Command-Line Interface

After you installed energon, a script called energon will be added to your PATH. It provides commands to prepare, preview, or lint datasets on disk.

Here’s a simple example:

energon prepare /mnt/data/my_captioning_webdataset

The above command will scan your existing off-the-shelf web dataset and add the needed metadata to make it compatible with Energon.

Below, you can see the available sub-commands under energon.

energon

A set of tools that energon provides.

Among other things, you can use it to lint or preprocess your dataset.

See help of commands to learn more.

energon [OPTIONS] COMMAND [ARGS]...

Commands

analyze-debug

Internal tool to analyze randomness.

checkpoint

Tools for energon checkpoints.

info

Get summarizing information about a dataset.

lint

Check energon dataset for errors.

mount

Mount an energon WebdatasetFileStore at…

prepare

Prepare WebDataset for use with energon.

preview

Preview samples of a dataset on the console.

energon prepare

An interactive tool to generate metadata for your existing webdataset. This will help make the dataset compliant with our format.

The tool will ask you for a train/val/test split and how to assign the webdataset fields to the fields of the corresponding sample type in Energon.

See Data Preparation for more details on how to use this command.

energon info

Prints information about the dataset such as overall number of samples and size.

energon lint

You can execute this tool on the prepared dataset to check if the data is valid and loadable. It will report any problems such as non-readable images.

energon mount

Use this to mount your prepared dataset as a virtual read-only filesystem and inspect it using ls or other file browsing tools. It is as simple as running

energon mount /PATH/TO/DATASET ./MY_MOUNT_POINT

This will leave the process in the foreground and the mount will exist as long as the program is running. If you want to detach the process to the background, use the -d or --detach flag.

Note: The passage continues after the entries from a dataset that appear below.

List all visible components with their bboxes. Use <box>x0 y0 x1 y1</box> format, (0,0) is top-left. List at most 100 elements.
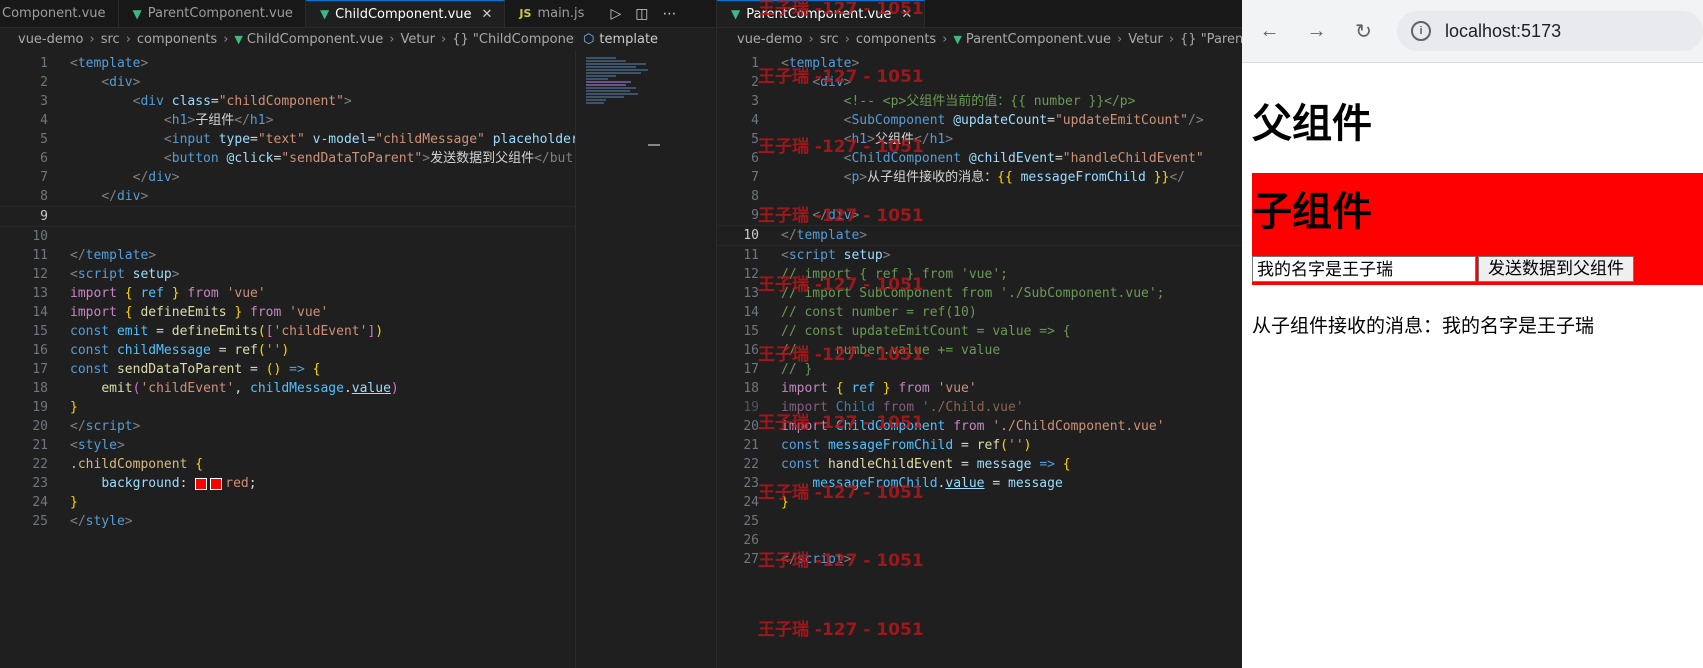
line-number: 19 <box>32 400 48 415</box>
reload-icon[interactable]: ↻ <box>1340 19 1387 44</box>
tab-label: Component.vue <box>2 6 106 21</box>
line-number: 11 <box>32 248 48 263</box>
line-number: 18 <box>743 381 759 396</box>
tab-child-component[interactable]: ▼ ChildComponent.vue ✕ <box>305 0 506 27</box>
breadcrumb-item[interactable]: vue-demo <box>18 32 84 47</box>
code-line: 4 <SubComponent @updateCount="updateEmit… <box>717 111 1243 130</box>
line-number: 13 <box>32 286 48 301</box>
line-number: 22 <box>743 457 759 472</box>
tab-label: ChildComponent.vue <box>335 6 472 22</box>
address-bar[interactable]: i localhost:5173 <box>1397 11 1703 51</box>
vue-file-icon: ▼ <box>731 7 741 21</box>
outline-breadcrumb[interactable]: ⬡ template <box>575 28 716 50</box>
line-number: 7 <box>40 170 48 185</box>
line-number: 6 <box>40 151 48 166</box>
line-number: 11 <box>743 248 759 263</box>
editor-actions: ▷ ◫ ⋯ <box>596 0 676 27</box>
code-line: 3 <!-- <p>父组件当前的值：{{ number }}</p> <box>717 92 1243 111</box>
tab-component[interactable]: Component.vue <box>0 0 119 27</box>
line-number: 3 <box>751 94 759 109</box>
watermark: 王子瑞 -127 - 1051 <box>758 413 924 433</box>
line-number: 22 <box>32 457 48 472</box>
breadcrumb-item[interactable]: Vetur <box>400 32 435 47</box>
browser-toolbar: ← → ↻ i localhost:5173 <box>1242 0 1703 63</box>
color-swatch[interactable] <box>195 477 208 490</box>
tab-label: main.js <box>537 6 585 21</box>
line-number: 9 <box>40 209 48 224</box>
code-line: 11 <script setup> <box>717 246 1243 265</box>
line-number: 25 <box>743 514 759 529</box>
code-line: 18 import { ref } from 'vue' <box>717 379 1243 398</box>
line-number: 25 <box>32 514 48 529</box>
watermark: 王子瑞 -127 - 1051 <box>758 0 924 19</box>
line-number: 12 <box>32 267 48 282</box>
vue-file-icon: ▼ <box>319 7 330 21</box>
child-heading: 子组件 <box>1252 189 1372 235</box>
more-actions-icon[interactable]: ⋯ <box>662 6 676 22</box>
line-number: 14 <box>32 305 48 320</box>
line-number: 4 <box>40 113 48 128</box>
breadcrumb-item[interactable]: ChildComponent.vue <box>247 32 383 47</box>
tab-parent-component[interactable]: ▼ ParentComponent.vue <box>119 0 306 27</box>
run-icon[interactable]: ▷ <box>610 6 621 22</box>
vue-file-icon: ▼ <box>953 32 962 46</box>
parent-heading: 父组件 <box>1252 101 1372 147</box>
breadcrumb-item[interactable]: {} "Parent <box>1180 32 1243 47</box>
line-number: 15 <box>743 324 759 339</box>
line-number: 16 <box>32 343 48 358</box>
code-line: 15// const updateEmitCount = value => { <box>717 322 1243 341</box>
outline-icon: ⬡ <box>583 31 595 47</box>
code-line: 22 const handleChildEvent = message => { <box>717 455 1243 474</box>
watermark: 王子瑞 -127 - 1051 <box>758 67 924 87</box>
line-number: 23 <box>32 476 48 491</box>
watermark: 王子瑞 -127 - 1051 <box>758 483 924 503</box>
outline-label: template <box>599 31 659 47</box>
line-number: 20 <box>32 419 48 434</box>
line-number: 2 <box>40 75 48 90</box>
vue-file-icon: ▼ <box>132 6 142 21</box>
breadcrumb-item[interactable]: vue-demo <box>737 32 803 47</box>
line-number: 17 <box>32 362 48 377</box>
line-number: 18 <box>32 381 48 396</box>
code-line: 25 <box>717 512 1243 531</box>
left-editor-pane: Component.vue ▼ ParentComponent.vue ▼ Ch… <box>0 0 716 668</box>
line-number: 21 <box>32 438 48 453</box>
line-number: 14 <box>743 305 759 320</box>
send-data-button[interactable]: 发送数据到父组件 <box>1478 256 1634 282</box>
tab-main-js[interactable]: JS main.js <box>505 0 596 27</box>
back-icon[interactable]: ← <box>1246 20 1293 43</box>
breadcrumb-item[interactable]: components <box>856 32 936 47</box>
split-editor-icon[interactable]: ◫ <box>635 6 648 22</box>
code-line: 21 const messageFromChild = ref('') <box>717 436 1243 455</box>
child-component: 子组件 我的名字是王子瑞 发送数据到父组件 <box>1252 173 1703 285</box>
line-number: 24 <box>32 495 48 510</box>
line-number: 8 <box>40 189 48 204</box>
watermark: 王子瑞 -127 - 1051 <box>758 137 924 157</box>
forward-icon[interactable]: → <box>1293 20 1340 43</box>
line-number: 4 <box>751 113 759 128</box>
breadcrumb-item[interactable]: src <box>101 32 120 47</box>
site-info-icon[interactable]: i <box>1411 21 1431 41</box>
line-number: 21 <box>743 438 759 453</box>
code-line: 14// const number = ref(10) <box>717 303 1243 322</box>
line-number: 15 <box>32 324 48 339</box>
minimap-slider[interactable] <box>648 144 660 146</box>
left-tab-bar: Component.vue ▼ ParentComponent.vue ▼ Ch… <box>0 0 716 28</box>
line-number: 3 <box>40 94 48 109</box>
child-message-input[interactable]: 我的名字是王子瑞 <box>1252 256 1476 282</box>
minimap[interactable] <box>575 50 716 668</box>
watermark: 王子瑞 -127 - 1051 <box>758 206 924 226</box>
breadcrumb-item[interactable]: components <box>137 32 217 47</box>
color-swatch[interactable] <box>210 477 223 490</box>
close-icon[interactable]: ✕ <box>482 7 493 22</box>
breadcrumb-item[interactable]: Vetur <box>1128 32 1163 47</box>
vue-file-icon: ▼ <box>234 32 243 46</box>
line-number: 1 <box>40 56 48 71</box>
code-line: 7 <p>从子组件接收的消息：{{ messageFromChild }}</ <box>717 168 1243 187</box>
breadcrumb-item[interactable]: src <box>820 32 839 47</box>
breadcrumb-item[interactable]: ParentComponent.vue <box>966 32 1111 47</box>
line-number: 5 <box>40 132 48 147</box>
watermark: 王子瑞 -127 - 1051 <box>758 620 924 640</box>
line-number: 10 <box>743 228 759 243</box>
received-message: 从子组件接收的消息：我的名字是王子瑞 <box>1252 315 1595 337</box>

Two modes are supported by energon mount:

Flat mode (default)

Sample folder mode (flag -s)

Description

All files from all shards listed at
the root of the mount point.

One folder per sample key,
each folder containing files
named by the sample part extension

Example

001.jpg
001.txt
002.jpg
002.txt
...

001/
jpg
txt
002/
jpg
txt
...

Warning

You should not use the same sample keys in multiple shards of the same dataset. If you do, energon mount will not work as intended and it will display WARNING files in the virtual mount.

energon preview

This command will load a dataset and display samples one-by-one on the console. Note that this will not work for datasets with non-standard flavors or crude datasets.